Donnerstag, 30. Juni 2011

Naturzerstörung durch Mönninghoff, Weil & Co.

Zu der folgenden Pressemitteilung möchte ich ergänzen, dass sich die Hauptschadstoffbelastung des einstigen Gaswerksgeländes am hannoverschen Ihme-Ufer an einem Platz ohne Baumbestand befand, was allen Beteiligten bekannt war. Die meisten der dort gefällten Bäume dienten dem Bau von Waschanlagen, Containern, Durchfahrt und der Abraum-Halle. Genauso gut wäre es aber bei gutem Willen möglich gewesen, das belastete Erdreich gleich abzutransportieren.

Andererseits erhalte ich Presseinformationen der Stadtverwaltung über jeden einzelnen irgendwo in Hannover zu fällenden Baum inclusive Begründungen, warum und weshalb das sein müsste. Das kann ich nur noch als krasse Verhöhnung der Bürger auffassen.

Ingeburg Peters


Sehr geehrte Damen und Herren,

im folgenden finden Sie eine Pressemitteilung der CDU-Bezirksratsfraktion Hannover-Mitte, die die Rechtmäßigkeit der geplanten Fällungen von 120 Bäumen sowie der Entfernung der Hecken am Mars-la-Tour-Parkplatz bezweifelt. Genauso zweifelhaft ist nach Ansicht der CDU-Fraktion der Zeitpunkt der Baumfällungen am "Calenberger Loch".


Pressemitteilung der CDU-Bezirksratsfraktion Hannover-Mitte

CDU bezweifelt Rechtmäßigkeit der geplanten Fällungen von 120 Bäumen sowie der Entfernung der Hecken am Mars-la-Tour-Parkplatz und wird deshalb die Kommunalaufsicht einschalten.

Der Investor Hochtief hat zusammen mit der Verwaltung der Stadt Hannover angekündigt, in Kürze, also inmitten der Brutzeit, rund um den Mars-la-Tour-Parkplatz den Großteil der Bäume und Hecken für das dort geplante Bauvorhaben zu entfernen.

Die CDU-Bezirksratsfraktion hat Zweifel, ob dies rechtmäßig ist.
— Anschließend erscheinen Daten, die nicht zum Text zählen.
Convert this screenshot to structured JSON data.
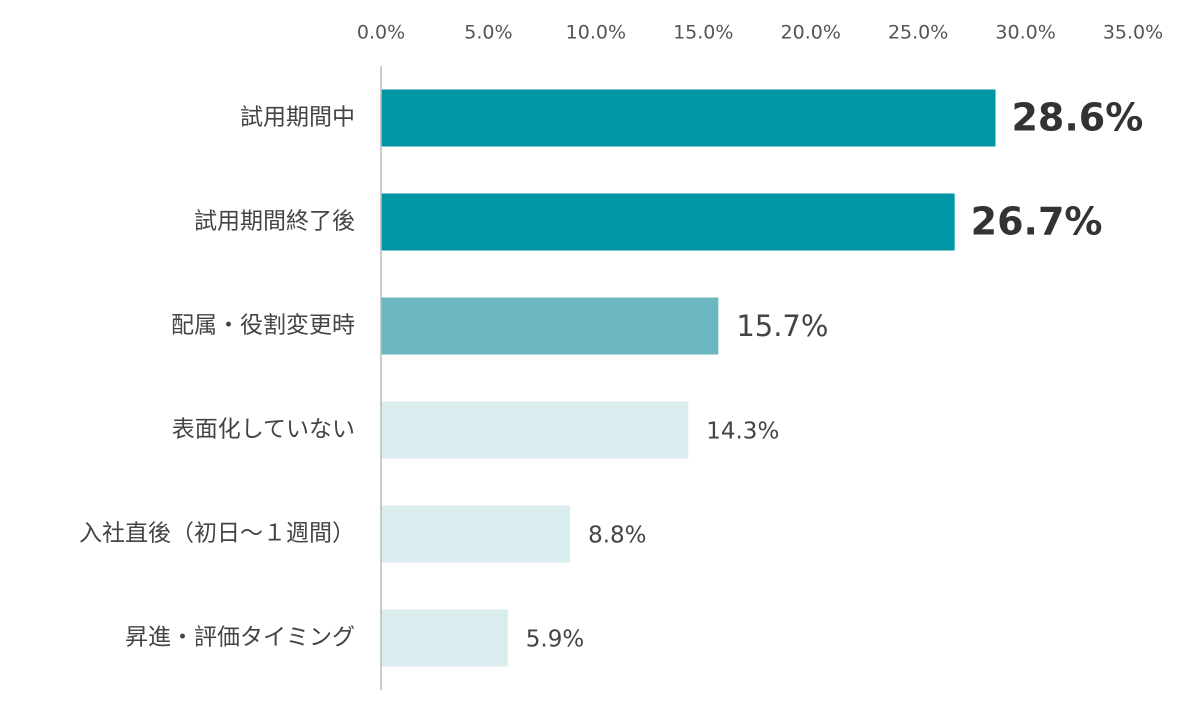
{
  "chart_data": {
    "type": "bar",
    "orientation": "horizontal",
    "categories": [
      "試用期間中",
      "試用期間終了後",
      "配属・役割変更時",
      "表面化していない",
      "入社直後（初日〜１週間）",
      "昇進・評価タイミング"
    ],
    "values": [
      28.6,
      26.7,
      15.7,
      14.3,
      8.8,
      5.9
    ],
    "value_labels": [
      "28.6%",
      "26.7%",
      "15.7%",
      "14.3%",
      "8.8%",
      "5.9%"
    ],
    "colors": [
      "#0096a6",
      "#0096a6",
      "#6bb7c0",
      "#d9ecee",
      "#d9ecee",
      "#d9ecee"
    ],
    "xlim": [
      0,
      35
    ],
    "xticks": [
      {
        "value": 0,
        "label": "0.0%"
      },
      {
        "value": 5,
        "label": "5.0%"
      },
      {
        "value": 10,
        "label": "10.0%"
      },
      {
        "value": 15,
        "label": "15.0%"
      },
      {
        "value": 20,
        "label": "20.0%"
      },
      {
        "value": 25,
        "label": "25.0%"
      },
      {
        "value": 30,
        "label": "30.0%"
      },
      {
        "value": 35,
        "label": "35.0%"
      }
    ],
    "grid": false
  }
}
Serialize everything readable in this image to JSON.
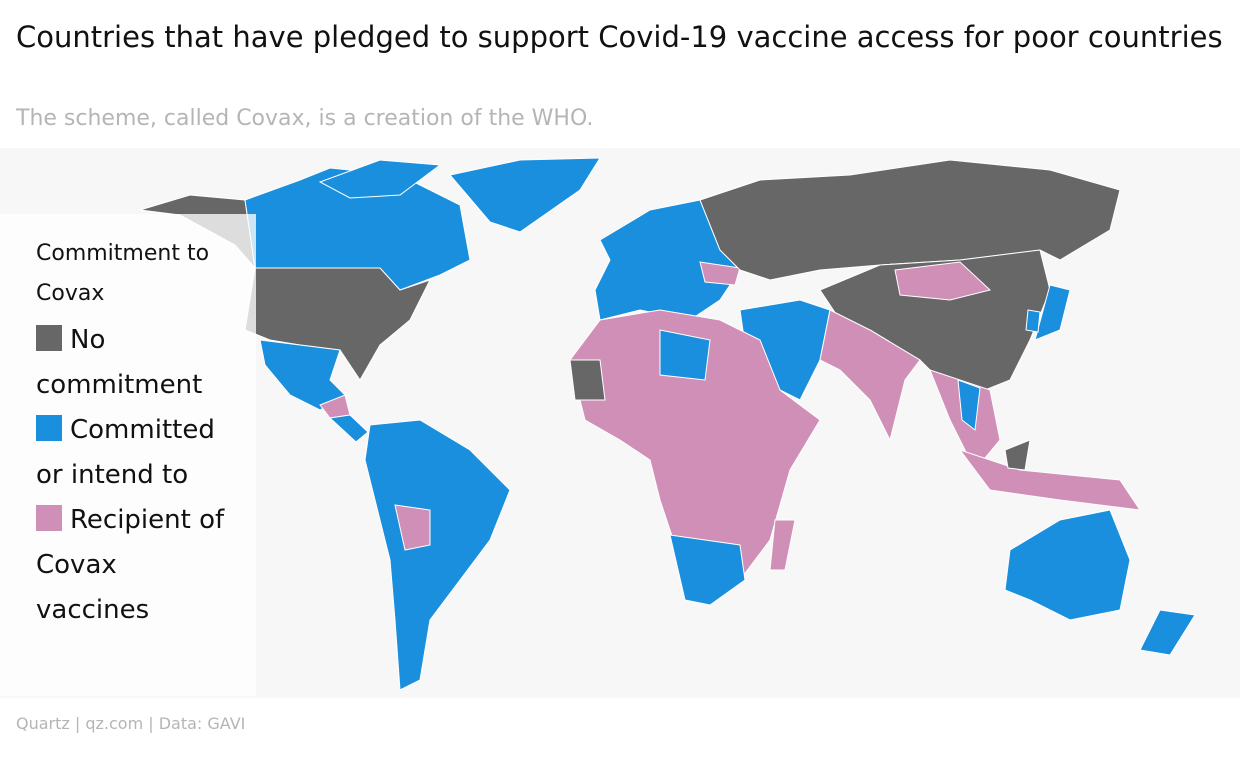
{
  "header": {
    "title": "Countries that have pledged to support Covid-19 vaccine access for poor countries",
    "subtitle": "The scheme, called Covax, is a creation of the WHO."
  },
  "legend": {
    "title": "Commitment to Covax",
    "items": [
      {
        "label": "No commitment",
        "color": "#676767"
      },
      {
        "label": "Committed or intend to",
        "color": "#1a8fdd"
      },
      {
        "label": "Recipient of Covax vaccines",
        "color": "#d08fb7"
      }
    ]
  },
  "footer": {
    "source": "Quartz | qz.com | Data: GAVI"
  }
}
Nach §39 Abs. 5 Nr.2 BNatSchG sind solche Eingriffe in die Natur in der Zeit vom 1. März bis 30. September verboten, dies gilt unabhängig von der grundsätzlichen Fällgenehmigung, welche gemäß der Baumschutzsatzung der Stadt Hannover erteilt werden kann. Mögliche Ausnahmen sind für Hecken grundsätzlich nicht vorgesehen, und eine Baufeldfreimachung ist in der genannten Zeit gemäß den geltenden Richtlinien nur zulässig, wenn dies ein oder wenige Gehölze betreffen würde, welche auch nicht unter Baumschutzsatzungen fallen dürfen. Dies ist hier erkennbar nicht der Fall, und auch ein öffentliches Interesse der behördlichen Genehmigung scheidet als "Vorwand" aus.

Weiterhin kann auch die von Hochtief angekündigte Hinzuziehung eines Vogelkundlers bei den Fällarbeiten nach Ansicht der CDU Bezirksratsfraktion nicht das geltende Recht aushebeln, abgesehen davon, dass dieser wohl kaum auf jeden betroffenen Baum klettern wird.

Generell zeigt es sich hier aus Sicht der CDU zum wiederholten Male, wie wenig die Stadt am Naturschutz interessiert ist, wenn es um eigene Bauvorhaben geht. Gleichzeitig werden die Bürgerinnen und Bürger restriktiv mit der Baumschutzsatzung gegängelt. Hier wird mit zweierlei Maß gemessen, wir meinen dass die Stadt an sich selbst dieselben Maßstäbe anlegen müsste, die sie auch von ihren Bürgern verlangt.

Eine erhebliche Mitschuld an diesen Naturzerstörungen trifft auch SPD und Grüne, welche immer wieder für solche Bauvorhaben stimmen und auch in diesem Fall offenbar keine Probleme mit der Naturzerstörung während der Brutzeit haben, während sich die CDU vehement für den Erhalt von möglichst viel erlebbarer Natur auch in den Stadtvierteln einsetzt.